Held every four years, the FEI World Equestrian Games take place in the middle of the Olympic cycle. In addition to the hundreds of thousands of spectators, the games bring in hundreds of the world’s top equestrian athletes and horses, as well as loads of media attention. According to estimations by Equestrian Sport Productions — which manages the Palm Beach International Equestrian Center — World Equestrian Games visitors would spend 260,000 bed nights in South Florida.

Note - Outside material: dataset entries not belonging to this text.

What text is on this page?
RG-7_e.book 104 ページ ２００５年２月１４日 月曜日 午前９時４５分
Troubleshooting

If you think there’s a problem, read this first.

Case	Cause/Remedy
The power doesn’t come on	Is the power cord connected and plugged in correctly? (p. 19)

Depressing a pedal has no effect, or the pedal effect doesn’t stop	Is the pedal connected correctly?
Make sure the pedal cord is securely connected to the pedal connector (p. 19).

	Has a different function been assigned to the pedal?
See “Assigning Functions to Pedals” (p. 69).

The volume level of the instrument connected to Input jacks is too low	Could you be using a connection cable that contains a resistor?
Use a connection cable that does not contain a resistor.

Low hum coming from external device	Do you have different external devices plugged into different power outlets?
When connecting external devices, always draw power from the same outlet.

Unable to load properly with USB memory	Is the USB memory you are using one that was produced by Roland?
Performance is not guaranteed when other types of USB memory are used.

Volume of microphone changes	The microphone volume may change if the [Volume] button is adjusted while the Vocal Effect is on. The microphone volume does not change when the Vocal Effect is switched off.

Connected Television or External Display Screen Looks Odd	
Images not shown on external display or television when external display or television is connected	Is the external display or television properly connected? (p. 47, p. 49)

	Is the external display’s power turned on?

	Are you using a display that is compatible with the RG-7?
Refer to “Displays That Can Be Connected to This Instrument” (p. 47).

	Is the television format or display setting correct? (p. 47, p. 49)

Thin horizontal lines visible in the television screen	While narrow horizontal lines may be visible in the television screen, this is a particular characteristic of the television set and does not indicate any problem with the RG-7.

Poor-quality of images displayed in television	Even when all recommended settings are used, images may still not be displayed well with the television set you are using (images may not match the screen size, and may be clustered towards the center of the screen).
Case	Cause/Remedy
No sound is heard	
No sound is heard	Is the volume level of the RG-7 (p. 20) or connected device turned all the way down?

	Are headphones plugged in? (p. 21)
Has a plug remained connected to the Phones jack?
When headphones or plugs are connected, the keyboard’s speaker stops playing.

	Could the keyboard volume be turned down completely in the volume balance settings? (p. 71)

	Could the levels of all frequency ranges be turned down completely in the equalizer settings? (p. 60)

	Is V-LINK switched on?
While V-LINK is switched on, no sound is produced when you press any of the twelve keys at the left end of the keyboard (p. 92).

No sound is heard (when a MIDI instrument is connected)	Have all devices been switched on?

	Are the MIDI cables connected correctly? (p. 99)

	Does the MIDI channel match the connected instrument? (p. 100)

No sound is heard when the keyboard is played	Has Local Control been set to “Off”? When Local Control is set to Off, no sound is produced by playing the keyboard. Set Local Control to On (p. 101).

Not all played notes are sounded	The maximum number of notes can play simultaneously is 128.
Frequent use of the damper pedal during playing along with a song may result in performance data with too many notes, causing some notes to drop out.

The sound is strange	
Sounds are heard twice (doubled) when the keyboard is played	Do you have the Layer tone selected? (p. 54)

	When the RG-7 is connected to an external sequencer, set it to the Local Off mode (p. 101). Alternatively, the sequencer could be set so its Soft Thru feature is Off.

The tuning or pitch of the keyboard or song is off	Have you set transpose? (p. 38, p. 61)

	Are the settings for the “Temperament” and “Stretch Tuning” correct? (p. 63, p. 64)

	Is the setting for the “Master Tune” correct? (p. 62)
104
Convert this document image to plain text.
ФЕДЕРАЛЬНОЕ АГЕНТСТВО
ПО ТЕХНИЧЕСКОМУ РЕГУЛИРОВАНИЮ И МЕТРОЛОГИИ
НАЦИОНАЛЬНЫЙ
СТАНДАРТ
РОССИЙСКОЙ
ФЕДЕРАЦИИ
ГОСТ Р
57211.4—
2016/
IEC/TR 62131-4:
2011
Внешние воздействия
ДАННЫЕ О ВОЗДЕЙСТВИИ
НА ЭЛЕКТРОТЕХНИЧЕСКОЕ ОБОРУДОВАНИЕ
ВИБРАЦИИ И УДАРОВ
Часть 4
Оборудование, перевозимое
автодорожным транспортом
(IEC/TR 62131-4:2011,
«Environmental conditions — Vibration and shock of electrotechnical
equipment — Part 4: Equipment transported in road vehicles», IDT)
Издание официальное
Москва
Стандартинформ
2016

Of course, all of this assumes Wellington is even chosen, which is a big if. After all, it was only two years ago that the United States hosted the World Equestrian Games in Lexington, Ky. Some have suggested it is unlikely the games will return to the U.S. so soon. Perhaps, but as Equestrian Sport Productions President Michael Stone pointed out, Wellington does offer unique qualifications that no other bidding venue can match. Wellington has the majority of the necessary equestrian infrastructure already in place, and has a decades-long track record of hosting the longest-running horse show in the world. What this bid needs is backup support, and not just from Wellington. Palm Beach County, and even the State of Florida, need to come out strongly in favor of this in order to strengthen Wellington’s hand in the bid process.
A study of the 2006 games held in Aachen, Germany revealed an economic impact of $291 million. This is $41 million more than Super Bowl XLIV brought Miami in 2010. Because Florida’s economy is still heavily reliant on the tourism industry, this is exactly the kind of thing we need. One thing that separates Wellington from other host cities is that it already is a world-class equestrian destination. When Olympians left Calgary in 1988, that was it — most had no reason to return. When the World Equestrian Games leave Wellington in 2018, there are liable to be many European riders, trainers, horses and even equestrian brands who had heard about Wellington but had never been here before, and decide they want to stay. That is the very definition of an investment.
So, yes, we know this won’t be easy, but as a community we should try to rise to the challenge. Wellington didn’t become synonymous with horses by accident. The Winter Equestrian Festival didn’t just come here by chance. Wellington became what it is because people were willing to take a chance on it. And this is one of those opportunities.